Intervenção do arcebispo de Braga na sessão solene de abertura do ano académico na Universidade Católica
Intervenção do arcebispo de Braga na sessão solene de abertura do ano académico na Universidade Católica
Contributo para uma nova síntese humanista
A abertura solene dum novo Ano Académico pode significar rotina dum programa a cumprir com abordagens de pormenores que, necessariamente, implicam alguma novidade nos conteúdos.
Penso, porém, que a rotina não pode dominar-nos e o tempo atual com a situação que o caracteriza obriga-nos a sublinhar que, dum modo sempre renovado e ousado, importa repensar o quotidiano duma Universidade, mergulhado em problemas como todas as outras, mas com uma responsabilidade específica e peculiar pelo simples facto de ser Católica.

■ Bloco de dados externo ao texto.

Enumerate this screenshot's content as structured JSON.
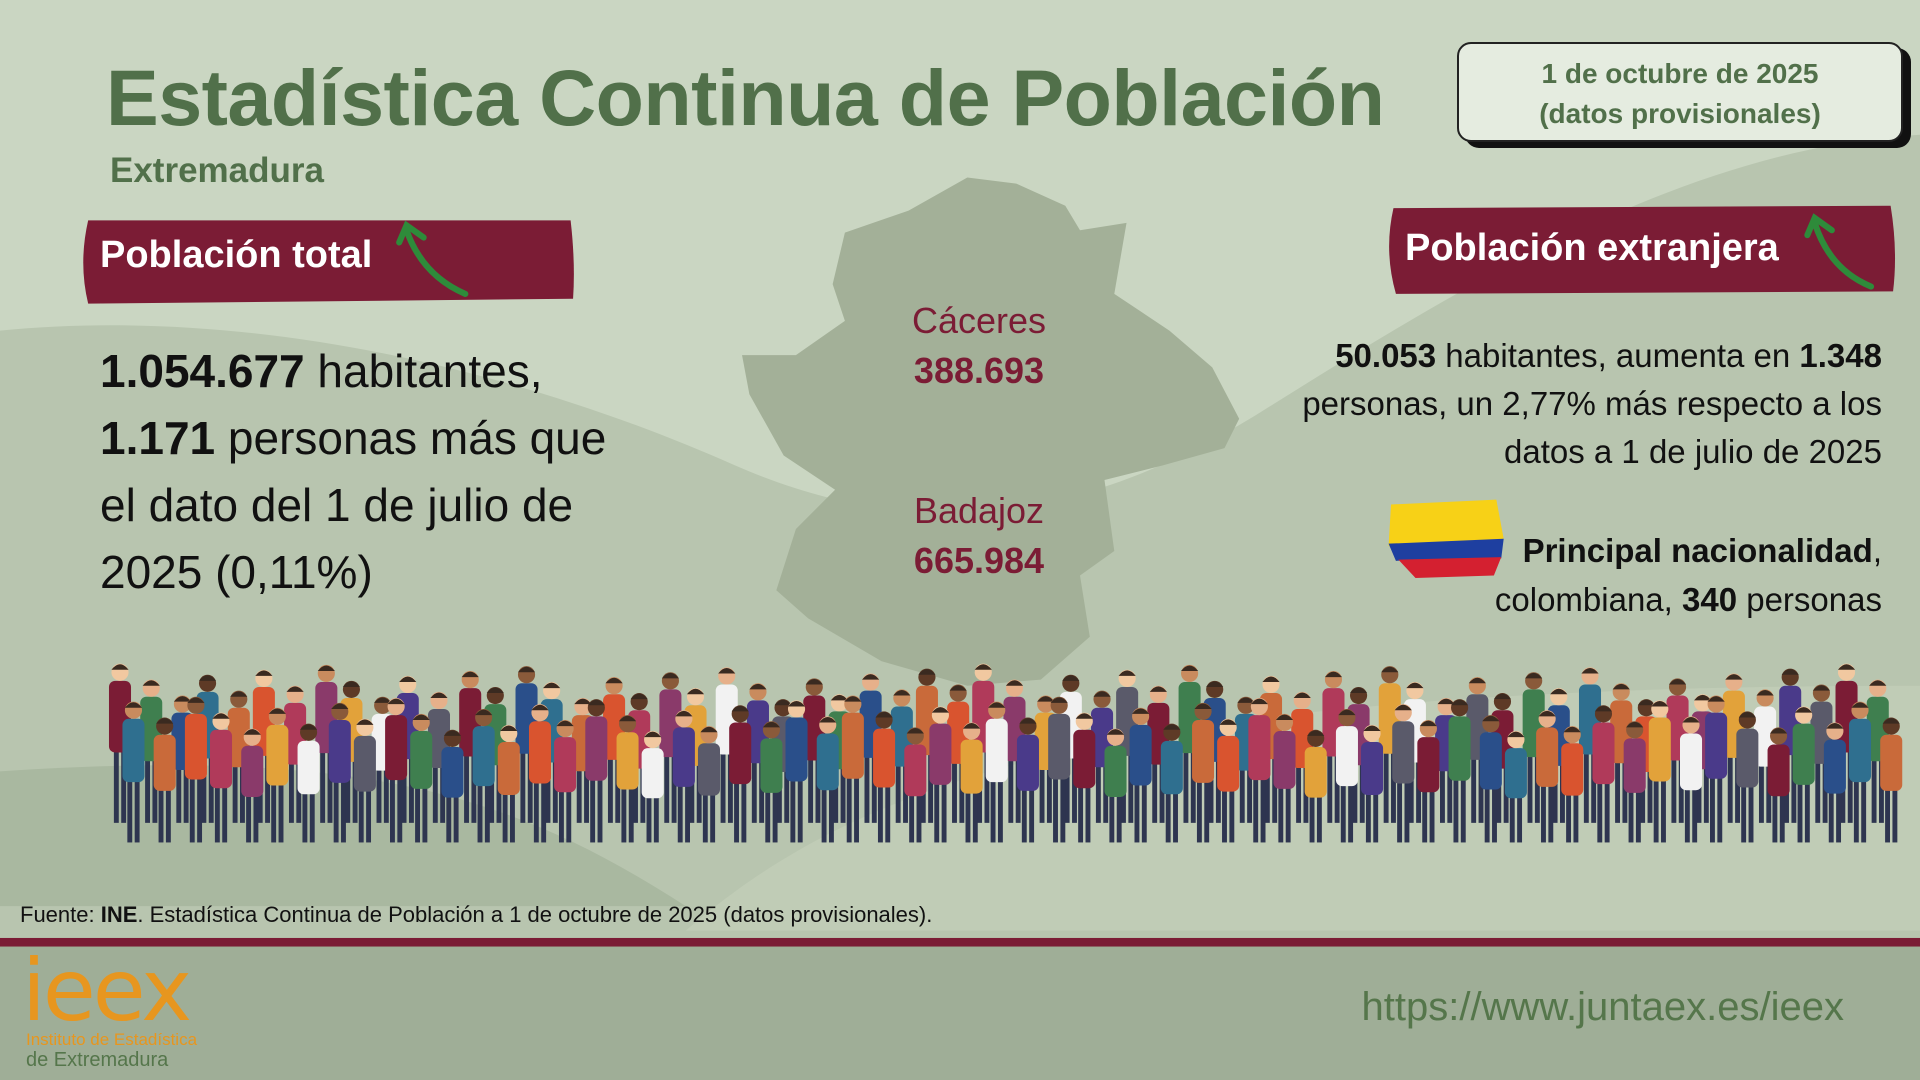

Para muitos, esta denominação significa estabilidade, rigor económico e manutenção de esquemas. Importa, porém, reconhecer a força dinâmica duma fé que a orienta e que, necessariamente, deve incidir no mundo. E porquê? Porque a “fé é o instinto da nossa ação”, como afirmava o poeta Fernando Pessoa.
Posto isto, é natural sublinhar as dificuldades que a crise traz à Universidade Católica. Mas não será também oportuno questionar-se sobre o que a Universidade Católica pode oferecer à crise?

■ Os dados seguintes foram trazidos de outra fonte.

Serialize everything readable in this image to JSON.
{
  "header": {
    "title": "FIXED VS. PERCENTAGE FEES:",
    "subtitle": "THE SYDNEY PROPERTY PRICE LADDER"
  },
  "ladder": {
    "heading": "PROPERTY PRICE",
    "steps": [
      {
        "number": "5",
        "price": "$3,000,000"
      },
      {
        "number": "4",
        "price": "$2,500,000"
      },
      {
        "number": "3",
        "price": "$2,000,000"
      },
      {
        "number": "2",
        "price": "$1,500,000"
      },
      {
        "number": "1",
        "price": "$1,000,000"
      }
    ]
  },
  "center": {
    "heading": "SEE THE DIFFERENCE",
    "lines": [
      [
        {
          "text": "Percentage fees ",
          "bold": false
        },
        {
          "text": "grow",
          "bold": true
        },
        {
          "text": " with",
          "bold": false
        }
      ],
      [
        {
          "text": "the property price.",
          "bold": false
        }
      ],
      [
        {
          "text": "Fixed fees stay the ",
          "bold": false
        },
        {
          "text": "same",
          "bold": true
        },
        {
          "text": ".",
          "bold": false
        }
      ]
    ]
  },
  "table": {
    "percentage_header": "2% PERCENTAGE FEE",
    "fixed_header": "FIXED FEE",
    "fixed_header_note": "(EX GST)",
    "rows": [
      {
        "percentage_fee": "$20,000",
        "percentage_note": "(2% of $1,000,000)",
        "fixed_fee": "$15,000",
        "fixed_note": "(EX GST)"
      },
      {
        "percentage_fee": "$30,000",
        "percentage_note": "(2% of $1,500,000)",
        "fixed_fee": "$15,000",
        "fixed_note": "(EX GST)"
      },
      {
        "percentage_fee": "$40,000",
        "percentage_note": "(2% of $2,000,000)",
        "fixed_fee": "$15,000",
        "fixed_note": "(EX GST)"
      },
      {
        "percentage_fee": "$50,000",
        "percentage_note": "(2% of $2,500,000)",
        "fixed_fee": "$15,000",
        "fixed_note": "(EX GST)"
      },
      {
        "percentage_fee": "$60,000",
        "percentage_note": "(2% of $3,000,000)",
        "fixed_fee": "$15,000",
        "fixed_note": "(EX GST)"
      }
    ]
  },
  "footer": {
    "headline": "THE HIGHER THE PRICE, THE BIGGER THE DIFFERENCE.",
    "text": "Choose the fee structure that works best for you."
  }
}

A globalização dum desenvolvimento norteado, pela dimensão económica e tecnológica, não só não conseguiu delinear e oferecer condições de dignidade de vida quanto fomentou ou gerou o “escândalo das graves disparidades” (P.P. Paulo VI). Os resultados são evidentes, ficando apenas na promessa dum mundo melhor e as carências do essencial não só diminuíram mas aumentaram. (1)
O Papa Bento XVI usa palavras duras para afirmar que chegamos a uma sociedade de morte (2), onde variadíssimos aspetos da vida humana o confirmam. Daí que seja natural que o Papa sublinhe a urgência de realizar “uma nova síntese humanista” (CV 21) que ele mesmo especifica: “A caridade e a verdade colocam diante de nós um compromisso inédito e criativo, sem dúvida muito vasto e complexo. Trata-se de dilatar a razão e torná-la capaz de conhecer e orientar estas novas e imponentes dinâmicas, animando-as na perspetiva daquela civilização do amor, cuja semente Deus colocou em todo o povo e cultura” (CV 33).

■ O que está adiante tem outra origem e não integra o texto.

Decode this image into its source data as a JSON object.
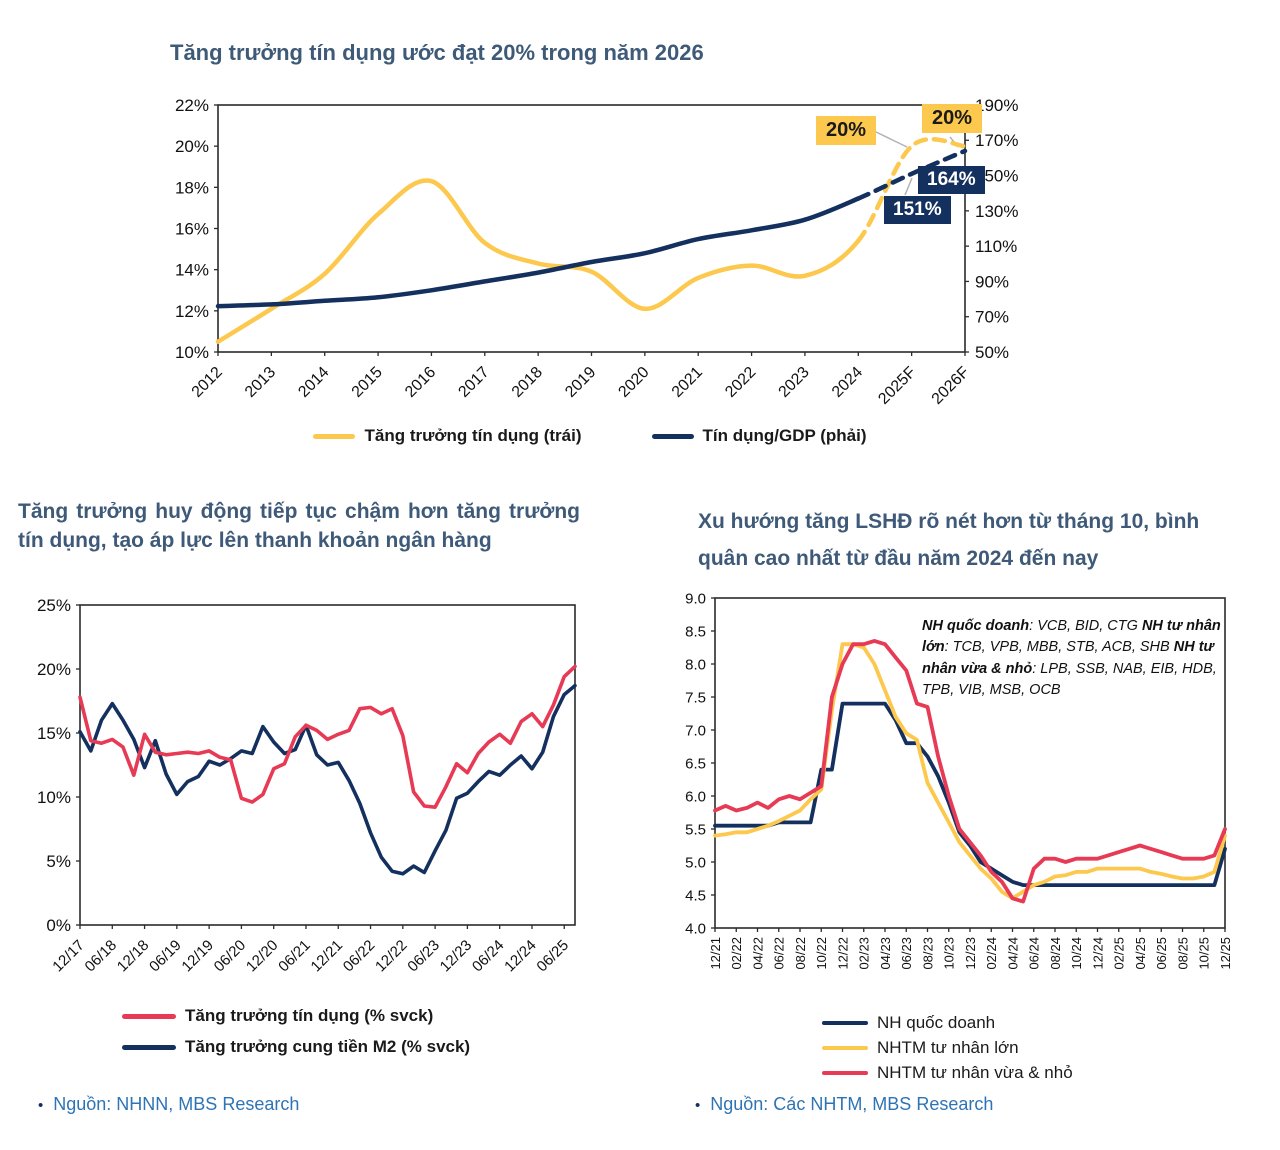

Ninguém ignora a profundidade e atualidade da doutrina do Papa. Todos nós nos admiramos e reconhecemos nela o caminho a percorrer. Todavia, sabemos também que, na comunicação social e nos fazedores de opinião, as suas reflexões emergem como verdadeiros meteoritos passageiros, que apenas se vislumbram e imediatamente são colocados na prateleira da ignorância ou marginalização.
Nós deveriamos reconhecer que o Santo Padre nos confia uma tarefa, por sua vez, árdua, imensa e exigente a nível individual e coletivo. Particularmente, uma tarefa que supõe experiência e testemunho. O desenvolvimento tão ansiado será humano se for integral e daí importa “dilatar a razão”, e fazer com que ela conheça as imponentes dinâmicas da “semente da caridade” que Deus colocou no coração da cultura e do homem.
A procura da verdade, num mundo alheio ao sentido da vida, só se encontra no Deus-Amor que professamos e testemunhamos. “Longe de Deus, o homem vive inquieto e está mal”, o que significa que “além do crescimento material, o desenvolvimento deve incluir o espiritual, porque a pessoa humana é um ser uno, composto de alma e corpo, nascido do amor criador de Deus e destinado a viver eternamente” (CV 76). “Não há desenvolvimento pleno nem bem comum universal sem o bem espiritual e moral das pessoas, consideradas na sua totalidade de alma e corpo” (ibidem).
Seremos capazes de dar este contributo que parece simples, mas implica muita obsessão e trabalho por este mundo que amamos? Isto não é tarefa de alguns ou de alguns momentos! Urge aplicar e suscitar apaixonados por esta síntese humanista.
Posso parecer ingénuo e repetitivo formulando essa pergunta, quase todos os anos. Não terei mais nada a dizer ficando no meramente protocolar de ter que dizer alguma coisa?
Creio colocar-me no essencial, que também me envolve e que assumo como contributo que quero dar, para que a Igreja e, neste caso, a Universidade Católica, anunciadoras do Deus de Jesus Cristo, readquiram significado no meio desta indiferença e desorientação global. As coisas inócuas não me encantam. Daí a teimosia em questionar e insistir. A sociedade Portuguesa merece e necessita de quem aponte,
teórica e dinamicamente, caminhos novos. Braga precisa dum Centro Regional da Católica para, como Igreja, estar presente neste mundo novo que tem de nascer.
Por último, e respondendo à pergunta inicial sobre o que a Universidade Católica pode oferecer à crise, considero que o seu contributo reside no seguinte: o pensar a crise a partir da vida humana, e não a vida humana a partir da crise. Pois só assim “é possível construir uma sociedade renovada e resolver os complexos e graves problemas que a abalam.” (3)
Bom ano e bom trabalho! Que a “síntese dum novo humanismo”, marcadamente integral e nas pegadas de Cristo, mostre que vale a pena investir na Católica!
Faculdade de Filosofia - Braga, 11 de outubro de 2011
D. Jorge Ortiga
NOTAS:
1 Cf. Jonathan Sacks, A dignidade da diferença. Como evitar o choque das civilizações, 47.
2 Cf. Bento XVI, Caritas in Veritate, 28-32.
3 João Paulo II, Veritatis Splendor, 99.